Приходил огромный бородатый рокер Бьорк, как две капли воды похожий на своего чёрного терьера, но не такой добрый. Приходил душевный, задумчивый бард Михайлов, который называл всех "душа моя" и ни разу в жизни не сдержал обещания, чего бы оно ни касалось.
Приходил вальяжный Граф, молчаливый Филин, ещё многие и многие, отправившиеся вслед за Феликсом в какие-нибудь два года…
Приходили женщины.
Мне нравилась одна из посетительниц Феликса по имени Юля. Она работала уборщицей в "Комсомольце" до того, как я туда устроился, но была уволена за прогулы. О ней ходили волнующие слухи, что за время работы она якобы не отказала ни одному сотруднику.
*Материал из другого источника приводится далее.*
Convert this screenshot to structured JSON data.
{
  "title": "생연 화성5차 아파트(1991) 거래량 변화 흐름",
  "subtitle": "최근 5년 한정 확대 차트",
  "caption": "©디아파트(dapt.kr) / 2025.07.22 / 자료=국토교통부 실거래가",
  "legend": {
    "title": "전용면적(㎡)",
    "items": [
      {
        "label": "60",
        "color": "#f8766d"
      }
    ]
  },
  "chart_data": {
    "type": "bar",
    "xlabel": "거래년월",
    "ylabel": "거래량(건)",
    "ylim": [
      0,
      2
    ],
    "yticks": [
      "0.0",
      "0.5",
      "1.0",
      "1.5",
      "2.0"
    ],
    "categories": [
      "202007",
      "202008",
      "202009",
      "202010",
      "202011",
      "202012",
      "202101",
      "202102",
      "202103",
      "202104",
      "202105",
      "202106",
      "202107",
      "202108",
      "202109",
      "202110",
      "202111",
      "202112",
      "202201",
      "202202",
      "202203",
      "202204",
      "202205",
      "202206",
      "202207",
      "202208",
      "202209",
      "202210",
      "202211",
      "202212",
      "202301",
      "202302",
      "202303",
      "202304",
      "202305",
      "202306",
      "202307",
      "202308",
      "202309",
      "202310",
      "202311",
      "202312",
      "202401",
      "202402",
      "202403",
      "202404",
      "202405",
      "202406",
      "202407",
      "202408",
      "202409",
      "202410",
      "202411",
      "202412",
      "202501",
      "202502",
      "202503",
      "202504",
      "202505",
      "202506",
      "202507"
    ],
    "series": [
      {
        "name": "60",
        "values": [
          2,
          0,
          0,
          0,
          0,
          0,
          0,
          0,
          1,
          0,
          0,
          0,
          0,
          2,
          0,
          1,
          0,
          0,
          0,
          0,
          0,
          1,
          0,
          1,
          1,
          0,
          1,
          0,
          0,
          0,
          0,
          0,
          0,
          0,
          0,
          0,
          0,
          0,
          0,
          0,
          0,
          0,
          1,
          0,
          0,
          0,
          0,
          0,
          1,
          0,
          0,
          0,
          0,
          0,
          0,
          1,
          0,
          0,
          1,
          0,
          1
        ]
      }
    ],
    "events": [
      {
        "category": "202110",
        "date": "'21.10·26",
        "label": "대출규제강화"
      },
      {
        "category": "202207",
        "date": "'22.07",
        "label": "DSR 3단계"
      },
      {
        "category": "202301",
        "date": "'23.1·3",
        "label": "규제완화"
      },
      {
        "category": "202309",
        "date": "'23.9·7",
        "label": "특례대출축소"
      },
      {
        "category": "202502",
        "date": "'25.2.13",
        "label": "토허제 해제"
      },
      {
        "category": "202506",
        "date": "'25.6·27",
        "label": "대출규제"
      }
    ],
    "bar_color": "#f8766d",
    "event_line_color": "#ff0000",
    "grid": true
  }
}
У Феликса с Юлей был роман, который мог закончиться серьезно, если бы девушка своевременно не наградила Феликса триппером. Потом Юля неожиданно выскочила замуж за какого-то зэка, но ко времени создания "Аспекта" её муж отчего-то удавился, и Юля снова зачастила к Феликсу, у которого возобновились семейные дрязги. Моя жена покончила с собой тем же способом, что и Юлин муж, поэтому Феликс называл нас
"подельниками".
Когда пресловутая Юля впервые пришла в нашу редакцию и я её опознал, мне стало не по себе, настолько она оказалась в моем вкусе,
– высокая, узкая, плоская, капельку сутуловатая. Ноги у неё были настолько гладкие, что в них отражались лампочки, рыжие волосы собраны на затылке коротким пучком, голосок нежный, глаза кошачьи, внимательные. К тому же Юля оказалась не такой тупой, как следовало.
Она была очень общительная и бойкая на язычок. Не долго думая, они с
Феликсом уселись на диван напротив моего стола, где я трудился над статьей "Загадка смерти Джима Моррисона", и стали целоваться. Я продолжал долбить по клавишам с невозмутимостью Будды, но моего буддизма хватило не надолго. Я придвинулся к дивану как можно ближе и стал рассматривать бесстыдников чуть ли не под лупой, чтобы смутить.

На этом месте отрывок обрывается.